What is Voyager 1 and Why are scientists worried about Voyager 1?
Scientists are worried about Voyager 1 because it is travelling so far away from Earth and many of its instruments are broken. Atomic clocks on Voyager 1 and 2 are not just pieces of outmoded technology. These devices are vital for scientists now, more than 30 years after their launch.
There may be nothing special about Voyager 1. This spacecraft is only the first in a series of missions to explore the outer solar system. Future spacecraft could pick up communications more easily at farther distances from the Sun, which would make it possible for NASA scientists to use them as relays in space.
Right now Voyager One’s antenna is still pointing at Earth. We know this because we can send signals to it, and it can send signals back to Earth.
However, the data readouts indicate the dish isn’t pointing at Earth, even though we know it is.
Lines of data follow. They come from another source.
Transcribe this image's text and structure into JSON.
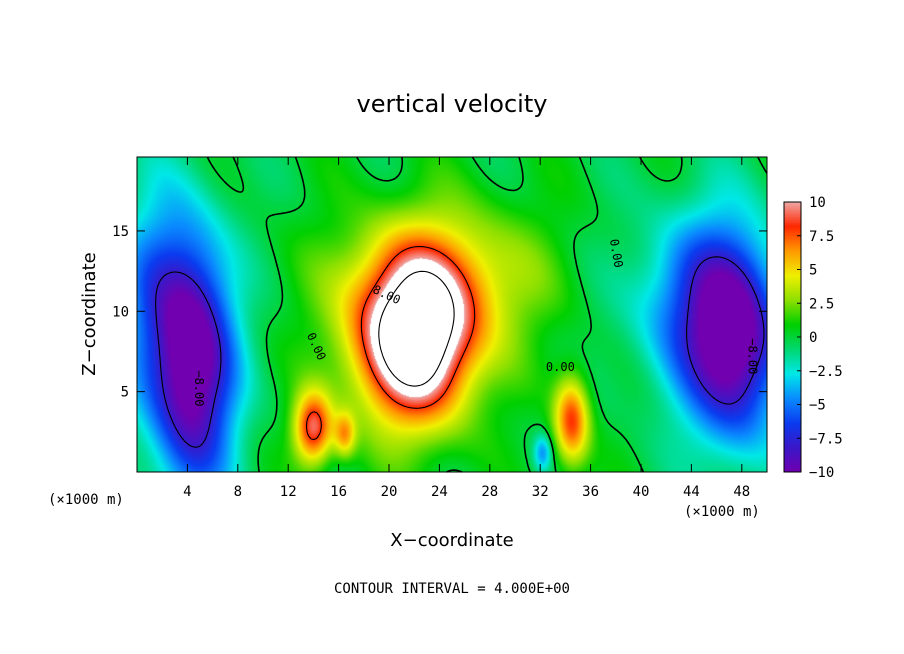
{
  "chart_data": {
    "type": "heatmap",
    "title": "vertical velocity",
    "xlabel": "X−coordinate",
    "ylabel": "Z−coordinate",
    "x_unit_left": "(×1000 m)",
    "x_unit_right": "(×1000 m)",
    "footer": "CONTOUR INTERVAL = 4.000E+00",
    "xlim": [
      0,
      50
    ],
    "ylim": [
      0,
      19.6
    ],
    "x_ticks": [
      4,
      8,
      12,
      16,
      20,
      24,
      28,
      32,
      36,
      40,
      44,
      48
    ],
    "x_tick_labels": [
      "4",
      "8",
      "12",
      "16",
      "20",
      "24",
      "28",
      "32",
      "36",
      "40",
      "44",
      "48"
    ],
    "y_ticks": [
      5,
      10,
      15
    ],
    "y_tick_labels": [
      "5",
      "10",
      "15"
    ],
    "colorbar": {
      "min": -10,
      "max": 10,
      "ticks": [
        10,
        7.5,
        5,
        2.5,
        0,
        -2.5,
        -5,
        -7.5,
        -10
      ],
      "tick_labels": [
        "10",
        "7.5",
        "5",
        "2.5",
        "0",
        "−2.5",
        "−5",
        "−7.5",
        "−10"
      ]
    },
    "features": [
      {
        "kind": "updraft",
        "x": 22,
        "z": 8,
        "peak": 14,
        "sx": 3.4,
        "sz": 3.6
      },
      {
        "kind": "updraft",
        "x": 24,
        "z": 12,
        "peak": 5,
        "sx": 5.5,
        "sz": 3.2
      },
      {
        "kind": "updraft",
        "x": 14,
        "z": 2.7,
        "peak": 9,
        "sx": 1.1,
        "sz": 1.6
      },
      {
        "kind": "updraft",
        "x": 16.5,
        "z": 2.3,
        "peak": 5,
        "sx": 0.6,
        "sz": 1.0
      },
      {
        "kind": "updraft",
        "x": 34.5,
        "z": 3.2,
        "peak": 8,
        "sx": 1.0,
        "sz": 2.0
      },
      {
        "kind": "downdraft",
        "x": 4.5,
        "z": 6.5,
        "peak": -11,
        "sx": 2.3,
        "sz": 5.5
      },
      {
        "kind": "downdraft",
        "x": 47.5,
        "z": 8,
        "peak": -10,
        "sx": 2.6,
        "sz": 4.5
      },
      {
        "kind": "downdraft",
        "x": 44,
        "z": 10.5,
        "peak": -5,
        "sx": 3.5,
        "sz": 4.0
      },
      {
        "kind": "downdraft",
        "x": 1.5,
        "z": 11,
        "peak": -4,
        "sx": 2.5,
        "sz": 5.0
      },
      {
        "kind": "downdraft",
        "x": 32.2,
        "z": 1.2,
        "peak": -4,
        "sx": 0.5,
        "sz": 0.8
      }
    ],
    "contour_levels": [
      -8,
      0,
      8,
      12
    ],
    "contour_labels": [
      {
        "text": "8.00",
        "x": 19.8,
        "z": 11.0,
        "angle": 25
      },
      {
        "text": "0.00",
        "x": 14.2,
        "z": 7.8,
        "angle": 65
      },
      {
        "text": "0.00",
        "x": 33.6,
        "z": 6.5,
        "angle": 0
      },
      {
        "text": "0.00",
        "x": 38.0,
        "z": 13.6,
        "angle": 80
      },
      {
        "text": "−8.00",
        "x": 4.9,
        "z": 5.2,
        "angle": 90
      },
      {
        "text": "−8.00",
        "x": 48.8,
        "z": 7.2,
        "angle": 90
      }
    ],
    "grid": false
  },
  "colors": {
    "colormap": [
      "#7000b0",
      "#3a18c8",
      "#0a3cf0",
      "#0a8cff",
      "#00e8e8",
      "#00d870",
      "#00d000",
      "#8ee000",
      "#f0f000",
      "#ff9a00",
      "#ff2800",
      "#f0a8a8"
    ],
    "contour_line": "#000000",
    "background": "#ffffff"
  }
}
NASA scientists are looking into it, but for now Voyager I is still doing fine 14.5 billion miles (23.3 billion kilometers) from Earth. It takes light and radio signals 20 hours and 33 minutes to travel one way, so to communicate an instruction and get a response takes 2 days. Voyager II is 17 hours 58 minutes and 55 seconds of light-travel time from Earth. The two spacecraft are on different trajectories from each other.
Both Voyager I and Voyager II are 45 years old, way past their predicted operational expectation, and being bombarded by intense cosmic radiation and micro space particles. Space is a harsh environment. It’s surprising the things lasted as long as they have.
The Voyager I extended mission is expected to continue until 2025, when the radioisotope thermometric generators can no longer supply enough electric power to operate the onboard scientific instruments. It long ago went too far from the Sun to get solar powered energy had it been equipped with solar panels, which it was not. It’s power was the radioisotope generators.
Once power is lost, humans will lose all contact with Voyager I for the rest of humanity, although the positions and distance from Earth will be known by astronomers. No one will chase after them, since the unlikelihood that the golden records be actually found by someone. In that sense, the Voyagers’ missions will continue long after communication is lost, as they carry a message for any intelligent beings who might care to investigate.